E no alquimista que escreverá na quinta linha que a matéria
Que se transforma com mais facilidade em ouro é o suor.
XI
Os que pensam emaranhar os desejos na verdade tecem crisálidas
Dirá o deificado que pacificará com luxúria e um novo versículo
Aparecerá na escritura: quanto mais casto, mais furioso é um povo.
E mostrará no sêmen, os pregadores em desterro no sétimo círculo.

XII
Aviões jogarão tigres sobre as cidades e as viúvas gemerão como cedros Caindo e o povo abandonará suas casas como um filhote de cervo a mãe Devorada.

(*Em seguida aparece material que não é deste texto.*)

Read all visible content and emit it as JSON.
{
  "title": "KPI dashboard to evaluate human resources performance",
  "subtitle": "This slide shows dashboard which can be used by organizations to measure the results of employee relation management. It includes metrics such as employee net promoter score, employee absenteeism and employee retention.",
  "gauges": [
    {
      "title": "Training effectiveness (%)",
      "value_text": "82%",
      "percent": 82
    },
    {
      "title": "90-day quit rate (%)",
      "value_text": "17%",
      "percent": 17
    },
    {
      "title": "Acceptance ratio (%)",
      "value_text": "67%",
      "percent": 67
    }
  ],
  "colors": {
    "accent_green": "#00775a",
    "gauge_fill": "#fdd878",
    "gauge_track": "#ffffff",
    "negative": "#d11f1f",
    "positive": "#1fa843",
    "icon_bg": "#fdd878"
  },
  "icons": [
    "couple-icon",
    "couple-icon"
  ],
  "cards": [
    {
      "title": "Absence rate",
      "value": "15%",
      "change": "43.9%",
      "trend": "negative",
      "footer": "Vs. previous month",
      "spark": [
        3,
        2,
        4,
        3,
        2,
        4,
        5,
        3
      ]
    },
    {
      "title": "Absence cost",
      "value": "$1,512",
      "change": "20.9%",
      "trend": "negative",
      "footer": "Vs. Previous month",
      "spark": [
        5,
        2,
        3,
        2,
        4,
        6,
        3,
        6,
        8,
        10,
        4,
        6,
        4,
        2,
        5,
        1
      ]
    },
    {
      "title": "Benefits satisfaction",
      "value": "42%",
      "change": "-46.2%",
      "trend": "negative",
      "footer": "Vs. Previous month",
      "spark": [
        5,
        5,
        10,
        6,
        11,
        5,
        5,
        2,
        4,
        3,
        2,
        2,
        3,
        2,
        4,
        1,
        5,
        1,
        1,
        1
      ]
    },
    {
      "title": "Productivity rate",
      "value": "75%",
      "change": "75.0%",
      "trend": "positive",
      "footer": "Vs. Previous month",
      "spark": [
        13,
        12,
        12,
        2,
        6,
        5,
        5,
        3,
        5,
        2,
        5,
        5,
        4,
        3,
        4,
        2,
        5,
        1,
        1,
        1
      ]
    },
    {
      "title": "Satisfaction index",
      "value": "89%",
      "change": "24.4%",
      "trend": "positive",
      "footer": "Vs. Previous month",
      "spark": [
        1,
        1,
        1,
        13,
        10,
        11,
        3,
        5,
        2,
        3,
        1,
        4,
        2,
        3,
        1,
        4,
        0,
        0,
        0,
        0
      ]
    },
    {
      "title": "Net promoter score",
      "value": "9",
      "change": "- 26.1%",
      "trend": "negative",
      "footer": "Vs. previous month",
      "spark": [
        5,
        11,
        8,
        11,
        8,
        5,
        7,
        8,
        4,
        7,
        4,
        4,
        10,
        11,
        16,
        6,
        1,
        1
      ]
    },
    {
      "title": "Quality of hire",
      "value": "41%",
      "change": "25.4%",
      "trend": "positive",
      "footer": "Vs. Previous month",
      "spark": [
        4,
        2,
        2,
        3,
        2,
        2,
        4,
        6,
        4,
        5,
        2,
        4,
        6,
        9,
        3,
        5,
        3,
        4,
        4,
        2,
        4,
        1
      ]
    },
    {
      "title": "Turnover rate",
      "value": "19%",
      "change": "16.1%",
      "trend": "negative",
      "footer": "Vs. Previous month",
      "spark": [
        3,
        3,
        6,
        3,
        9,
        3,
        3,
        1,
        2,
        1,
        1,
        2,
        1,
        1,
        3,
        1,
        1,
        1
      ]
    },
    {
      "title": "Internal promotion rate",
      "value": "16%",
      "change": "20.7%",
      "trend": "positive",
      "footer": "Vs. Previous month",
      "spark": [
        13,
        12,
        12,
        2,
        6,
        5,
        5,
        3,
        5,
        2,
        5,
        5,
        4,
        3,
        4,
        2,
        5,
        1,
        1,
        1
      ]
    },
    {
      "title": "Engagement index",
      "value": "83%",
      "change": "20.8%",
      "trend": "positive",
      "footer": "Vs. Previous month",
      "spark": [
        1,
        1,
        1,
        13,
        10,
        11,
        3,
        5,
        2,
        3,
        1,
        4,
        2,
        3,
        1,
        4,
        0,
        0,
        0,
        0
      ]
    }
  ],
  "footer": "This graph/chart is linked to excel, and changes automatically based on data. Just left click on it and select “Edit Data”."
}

No êxodo, poucos sobrevirão bebendo o veneno das serpentes E enriquecendo com sua passagem, os tecelões de mortalhas baratas.

XIII
Será o tempo da última fome no sol nascente, porém somente
Tenores poderão anunciar o suntuoso imperador vestido de jade
Mas para provar sua abnegação se alimentará com apenas um
Pequeno pedaço do baiacu, a maior parte será distribuída a multidão.

XIV
O que lê no passado, o futuro verá uma amarga verdade no seu cristal:
As nações que enriquecerão a custa da servidão se tornarão dignas
Com mais facilidade que as pobres que tentarem ser generosas em
Demasia antes do tempo, estas retornarão a mais triste barbárie.

XV
Quando nenhuma profecia se realizar e a concha não ter mais o
Marulho do mar, o silvo do guepardo, o rosnado do chacal
E o sibilar da serpente, será usado para adormecer as crianças.
A flora gemerá de preocupação porque o leão começará a pastar.